This is the Navy SEAL Google hired as its security chief

SUMMARY
As corporate America recruits veterans who have led men and women under fire, Google has skimmed the cream of the crop to manage its global security.
Veteran Chris Rackow heads the team that protects the company's 80,000 employees, its offices and property, in more than 150 cities across almost 60 countries. Google tapped Rackow's experience just over a year ago, recognizing the value the former warrior would bring to the search powerhouse. He had spent years in two of the most elite military and paramilitary organizations in the world: the U.S. Navy SEALs and the FBI Hostage Rescue Team.
Rackow's leadership illustrates how corporate America has caught on to the resource created by veterans of U.S. foreign interventions. An ability to manage complex, risky, and dynamic problems, especially in the rapidly changing technology industry, carries a premium.
Google brought Rackow on board in September 2016 as vice president of global security. He is one of many veterans at Google, which does not disclose the number it hires, but says they're employed in every job category, including software engineering, sales, finance, and security.
Related: Fortune 500 CEOs who served in the military
"One of the highest values of veterans is leadership just because it is such a core element within the military, from junior-enlisted all the way up to senior officers," Rackow said. "Everybody's expected to exert some type of leadership, and that is baked into recruits from day one all the way through."
"It's a quality that I have seen to be slackening across the business world," Rackow said. "That's, I think, where veterans really can play a huge part - coming in and providing positive, respectful, and dignified leadership for organizations, especially multinationals."

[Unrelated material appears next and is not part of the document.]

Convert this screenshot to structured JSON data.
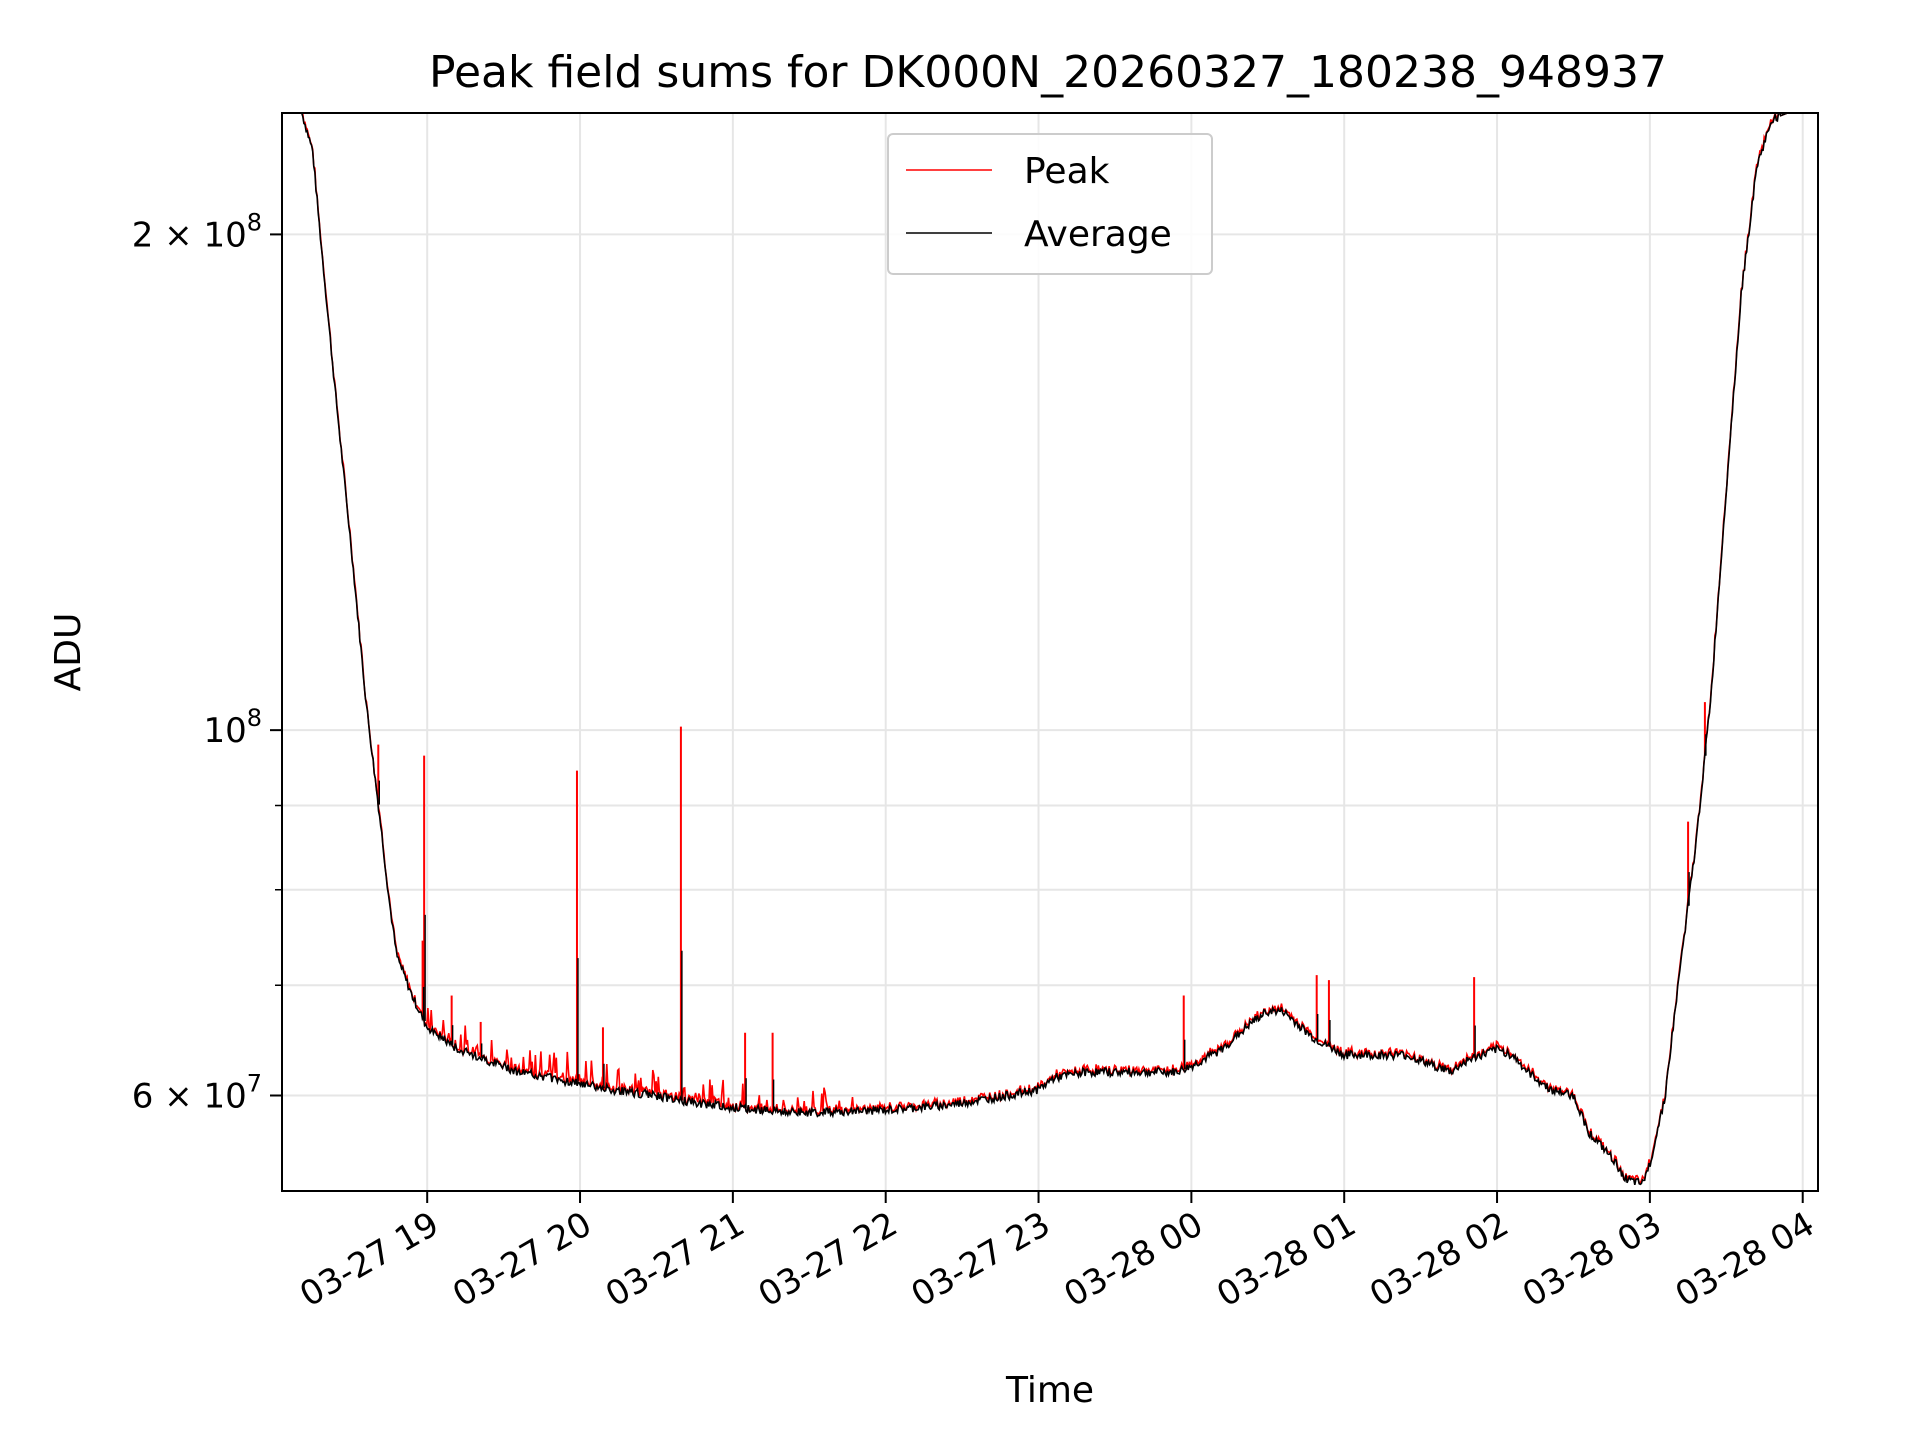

Rackow's military career started in 1988 when he joined the SEALs, a Navy special forces unit known for its punishing selection program and high-stakes covert missions. He was a SEAL for nearly 23 years. He also spent 13 years in the FBI, for five years as a member of the Hostage Rescue Team, a counter-terrorism unit operating at home and abroad, and, like the SEALs, famed for its harsh induction and commando-style operations.
Now he works in an industry where the weapons of battle are code and silicon chips.
"I know I'm not the smartest guy in the room," Rackow said. "In fact, I'm probably at the very low end of the totem pole based on the amazing skills we have here at Google."
And for veterans, the corporate world has some significant differences from the armed services.
"The government and the military really are quite homogeneous. It really is not as truly diverse as a company is, and especially a global company," he said.
"You really are presented with 360 degrees of various belief systems and ideas and concepts. That's probably just the unique challenge for veterans, is to understand ... the larger landscape that they need to be able to understand and learn how to operate within."
Still, his service gave him deep expertise in areas where the skills needed for military operations overlap with those required in a global technology firm -- teamwork, for example.
"A team is really a group that understands that we are sacrificing a small part of our individuality, but we're coming together for a common good, a common goal," Rackow said. "Whether you call it a common goal or you call it a mission, it's all the same thing."
"True leadership really means there's no one model, and oftentimes within a team, let's say of 10 people, you might have to exercise 10 different leadership styles ... without it looking as if you're catering to individual needs," he said.
Along with his background in warfare, Rackow brought into the tech industry a solid civilian education - thanks to realizing during his time with the FBI that he was getting intellectually out-gunned.
"I was coming to the conclusion that I was going after people that were way smarter than I was, and I needed to go back to school," he said.
He spent two years getting two degrees simultaneously: an MBA from the Kelley School of Business at Indiana University and a master's in global management from Arizona State's Thunderbird School of Global Management, the latter teaching him "how to be successful across different cultures and belief systems."
See Also: 20 private security contractors that hire vets with the skills
Rackow, married with a teenage daughter, has bounced around the world for decades, mostly in the Middle East and the western Pacific. Now, working at Google and living in Half Moon Bay, he's not so far from where he spent his formative years. Born in Los Angeles, he lived in Lake Tahoe from kindergarten through fourth grade.
When he was in fifth grade his family moved to San Diego. "I grew up pretty much a California water kid. I was always out in the water, surfing, sailing, diving. Surfing stuck with me - I go out when it's appropriate for my age," he said. "I'm not charging anything big anymore. But I love to go out and stand-up paddleboard, or go out and surf."
He considers his hiring by Google "a stroke of luck" that started with a call from one of the company's recruiters.
"It was of great interest to see if I could actually come and work and provide value here, and especially after doing the research on what Google believes and what they think they can do for the planet in general, I looked at it as another service-based environment," he said.
Google supports veterans through grants to an education group and scholarships. It also hosts a veterans' network among employees and resume-writing workshops pairing Google employees with veterans entering the civilian workforce, Rackow noted.
Though a commando for most of his career, he had prefaced his service with a bachelor's degree in engineering from the U.S. Naval Academy.
"I'm an engineer at heart," he said. "But as my counselor in college told me, I probably should never practice engineering."